O fiel da balança agora é o comportamento do investidor. Alguns gestores têm vendido papéis “high grade”, de melhor avaliação de crédito, no secundário para fazer caixa e atender possíveis resgates, levando ao aumento do prêmio de risco de ativos que nada têm a ver com o caso Americanas.

“Até aqui parece um evento controlado, dado o potencial destrutivo”, afirma Valadares. “O cliente que colocou dinheiro em fundo de crédito imaginava um reloginho, sem grandes traumas, e, percebendo o movimento de alguns fundos específicos, tende a buscar ativos que proporcionem retorno com menos volatilidade”.

O executivo espera que o botão de resgate seja apertado especialmente por investidores menos qualificados, um perfil mais sujeito a decisões precipitadas, que olha o resultado de curto prazo e acaba realizando um prejuízo que seria diluído com o CDI alto. “Se houver um movimento acima do previsto, novas marcações na indústria como um todo podem ser necessárias”.

Um grupo de fundos com resgate no mesmo dia ou no seguinte que Marcelo Urbano, executivo-chefe de investimentos da Augme, acompanha teve saques da ordem de R$ 1 bilhão até quarta-feira, 18, desde que o caso Americanas estourou.

“Não acho que seja um comportamento de pânico. Vai ter, sim, alguma abertura de spread de crédito, mas longe do que foi março de 2020”, diz, referindo-se ao aperto de liquidez provocado pela pandemia de covid-19.

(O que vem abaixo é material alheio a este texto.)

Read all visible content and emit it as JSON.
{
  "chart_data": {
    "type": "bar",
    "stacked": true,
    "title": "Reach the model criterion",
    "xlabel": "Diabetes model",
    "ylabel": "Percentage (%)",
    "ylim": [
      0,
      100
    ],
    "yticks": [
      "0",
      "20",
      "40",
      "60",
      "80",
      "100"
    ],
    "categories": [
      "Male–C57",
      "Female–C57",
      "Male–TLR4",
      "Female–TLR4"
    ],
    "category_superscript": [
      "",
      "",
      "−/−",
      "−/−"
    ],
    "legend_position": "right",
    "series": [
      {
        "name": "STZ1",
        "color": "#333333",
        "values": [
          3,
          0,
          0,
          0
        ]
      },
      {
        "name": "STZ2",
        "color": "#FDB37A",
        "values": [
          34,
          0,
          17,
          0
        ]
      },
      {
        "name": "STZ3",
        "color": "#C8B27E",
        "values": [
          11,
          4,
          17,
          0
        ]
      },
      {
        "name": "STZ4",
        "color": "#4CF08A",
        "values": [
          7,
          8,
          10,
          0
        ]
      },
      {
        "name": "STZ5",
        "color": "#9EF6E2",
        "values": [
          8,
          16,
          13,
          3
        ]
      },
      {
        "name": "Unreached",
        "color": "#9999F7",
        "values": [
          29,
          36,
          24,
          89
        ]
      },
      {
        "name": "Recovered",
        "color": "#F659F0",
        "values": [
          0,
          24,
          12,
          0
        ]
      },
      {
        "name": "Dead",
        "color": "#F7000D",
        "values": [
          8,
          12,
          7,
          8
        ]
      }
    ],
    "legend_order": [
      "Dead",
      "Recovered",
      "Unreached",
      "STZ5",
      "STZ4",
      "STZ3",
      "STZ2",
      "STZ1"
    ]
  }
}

E se há aumento de prêmios no secundário, isso escapa para as emissões primárias. “Quem entrar agora, principalmente com operações de mercado de capitais, vai pagar mais caro, mas não na magnitude do que foi em 2020”, prossegue Urbano. Ele cita que, com as incertezas derivadas do imbróglio da varejista, também os gestores vão pensar duas vezes se é uma boa decisão alocar ou preservar o caixa. A asset, que tem o fundo mais líquido com resgate em 45 dias após o pedido do investidor, tem rodado com caixa de 30%.

Os bancos de investimento têm segurado novas operações de forma preventiva, diz outro gestor. “Não adianta vir a mercado nesse clima porque [o spread] pode abrir no secundário e ficar sem referência de preço, por causa do fluxo de resgate [dos fundos]. A postura conservadora é suspender as ofertas, alguns postergam, outros encarteiram”.

No pós-pandemia, os gestores de fundos de crédito passaram a adotar postura mais conservadora na gestão do caixa e hoje têm um colchão de reserva relativamente maior, segundo Lucas Diniz, analista sênior de fundos da Guide Investimentos. “Tem resgate, sim, mas no relativo ainda é pequeno. “Os fundos carregam um porcentual de caixa maior e isso é bom para não desestabilizar o secundário, e o primário também.”

Um executivo da área de renda fixa afirma que o aumento do prêmio embutido nas emissões é algo esperado frente ao estresse observado no secundário. Ele vê um ano mais desafiador para o mercado de capitais e é possível que o patamar de captações tenha algum arrefecimento depois do recorde de emissões de dívida em 2022. Segundo a Anbima, as ofertas somaram R$ 457 bilhões, volume 6,6% maior do que em 2021 e o maior da série histórica, iniciada em 2012.

No secundário, alguns spreads vinham abrindo em 0,20%, 0,40% ao ano, principalmente em papéis mais curtos do rol de ativos “high grade”, já fechando nas negociações que saíram na quarta-feira e ontem, um dia de liquidez mais normalizada.